The UC Office of the President released a statement Monday in response to the new travel restrictions signed into law by President Donald Trump’s executive order.
In the announcement, UCOP did note that the new policy is less restrictive than the prior executive order than banned entry from seven Muslim-majority countries signed by President Trump on Jan. 27. UCOP, however, still opposes any policy limiting travel between the United States and other countries because the impact will be detrimental to “advancing knowledge and international cooperation.”
The new executive order repeals the original one entirely and replaces it with one that modifies its terms. While the Jan. 27 order was signed into law immediately, this executive order will go into law March 16.
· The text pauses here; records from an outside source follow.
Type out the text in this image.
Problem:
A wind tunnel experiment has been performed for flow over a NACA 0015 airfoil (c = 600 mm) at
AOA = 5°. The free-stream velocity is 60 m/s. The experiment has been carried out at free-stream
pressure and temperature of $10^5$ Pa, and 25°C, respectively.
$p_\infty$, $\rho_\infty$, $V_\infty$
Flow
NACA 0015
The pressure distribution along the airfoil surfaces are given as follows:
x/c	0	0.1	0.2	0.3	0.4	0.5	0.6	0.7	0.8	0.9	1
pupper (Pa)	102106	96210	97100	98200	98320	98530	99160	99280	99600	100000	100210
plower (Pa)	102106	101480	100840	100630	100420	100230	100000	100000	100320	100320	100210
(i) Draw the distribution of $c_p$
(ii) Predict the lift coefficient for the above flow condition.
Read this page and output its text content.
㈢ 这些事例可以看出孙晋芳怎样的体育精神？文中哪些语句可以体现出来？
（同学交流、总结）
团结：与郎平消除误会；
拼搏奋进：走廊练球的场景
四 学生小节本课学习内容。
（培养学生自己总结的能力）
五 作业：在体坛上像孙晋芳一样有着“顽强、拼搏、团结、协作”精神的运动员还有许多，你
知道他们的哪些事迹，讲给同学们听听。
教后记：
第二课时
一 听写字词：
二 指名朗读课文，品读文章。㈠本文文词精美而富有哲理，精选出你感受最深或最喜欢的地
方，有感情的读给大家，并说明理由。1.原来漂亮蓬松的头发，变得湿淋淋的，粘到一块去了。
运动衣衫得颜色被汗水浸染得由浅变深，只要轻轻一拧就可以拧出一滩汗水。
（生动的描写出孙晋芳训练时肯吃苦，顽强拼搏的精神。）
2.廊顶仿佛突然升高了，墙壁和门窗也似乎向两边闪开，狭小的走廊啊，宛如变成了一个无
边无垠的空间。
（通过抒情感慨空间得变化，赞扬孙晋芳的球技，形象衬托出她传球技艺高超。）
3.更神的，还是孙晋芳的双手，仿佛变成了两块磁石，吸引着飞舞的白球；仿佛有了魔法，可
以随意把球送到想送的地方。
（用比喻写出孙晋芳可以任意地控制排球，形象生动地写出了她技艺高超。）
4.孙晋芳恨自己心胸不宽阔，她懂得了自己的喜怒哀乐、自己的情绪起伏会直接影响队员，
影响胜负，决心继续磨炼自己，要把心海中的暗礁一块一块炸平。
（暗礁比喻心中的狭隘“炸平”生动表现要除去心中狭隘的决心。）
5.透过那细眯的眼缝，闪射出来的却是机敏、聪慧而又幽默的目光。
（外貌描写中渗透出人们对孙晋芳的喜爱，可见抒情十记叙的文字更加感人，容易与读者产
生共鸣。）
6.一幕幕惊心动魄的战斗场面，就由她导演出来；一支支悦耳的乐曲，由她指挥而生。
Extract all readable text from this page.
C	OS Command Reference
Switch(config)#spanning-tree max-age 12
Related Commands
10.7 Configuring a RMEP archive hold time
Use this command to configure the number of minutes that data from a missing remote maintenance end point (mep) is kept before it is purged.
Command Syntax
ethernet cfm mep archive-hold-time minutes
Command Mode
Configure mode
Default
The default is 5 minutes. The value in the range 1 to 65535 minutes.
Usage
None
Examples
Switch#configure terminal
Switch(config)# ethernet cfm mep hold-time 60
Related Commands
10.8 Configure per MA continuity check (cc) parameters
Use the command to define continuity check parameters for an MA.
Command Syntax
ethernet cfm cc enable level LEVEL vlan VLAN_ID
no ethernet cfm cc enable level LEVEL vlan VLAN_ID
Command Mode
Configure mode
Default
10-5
The new policy removes entry priority for refugees who claim that they are being discriminated against as religious minorities in their countries. It also removes the travel restriction between Iraq and the United States, leaving Iran, Lybia, Somalia, Sudan, Syria and Yemen within the jurisdiction of the restriction. According to the Department of Homeland Security, Iraq was left out of the updated legislation because of “commitments” from its government.
Citing Chancellor Nicholas Dirks’ January letter regarding the original executive order restricting immigration, UC Berkeley spokesperson Dan Mogulof indicated the campus stance on immigration restriction remains unchanged despite the policy modifications.
Mogulof added that the UC Berkeley administration supports the guidelines addressed in yesterday’s statement released by UCOP.
Campus community members have expressed their continued concerns about the travel limitation. ASUC Senator and second-year political science major Alaa Aissi shared her disapproval of the immigration policy because of its impact on travel and Syrian refugees.
“I believe that national security is critical; and I truly believe it is disheartening that it is coming at the dispense of individuals visiting their families, applying to jobs, or receiving their American passports,” Aissi said in an email. “This is against all American values. This is our opportunity to lend the most helpful hand, and instead, we are neglecting our humanitarian responsibilities.”
According to public policy professor Jack Glaser, barring people from entering the United States will not solve the national security problem, and this approach is an oversimplification of the issue. He added that the Trump administration should instead concentrate on alleviating domestic threats to our safety.
The university has advised students from the six affected countries to consult with their immigration counsel in order to address challenges they may face after March 16, 2017. The university also plans to continue analyzing the situation and releasing more guidelines for students and trainees.
Some have expressed their concerns that those who are exempt from the restrictions will not be comfortable entering the United States because of anxiety about whether or not their rights will be upheld.
“There’s no question that it’s going to make it harder for students from those countries to come here in the first place, if they’re not here already,” Glaser said. “The new order is supposed to exempt people who have visas and green cards … but my suspicion is that there are going to be a number of people who are not comfortable entering the United States from those countries.”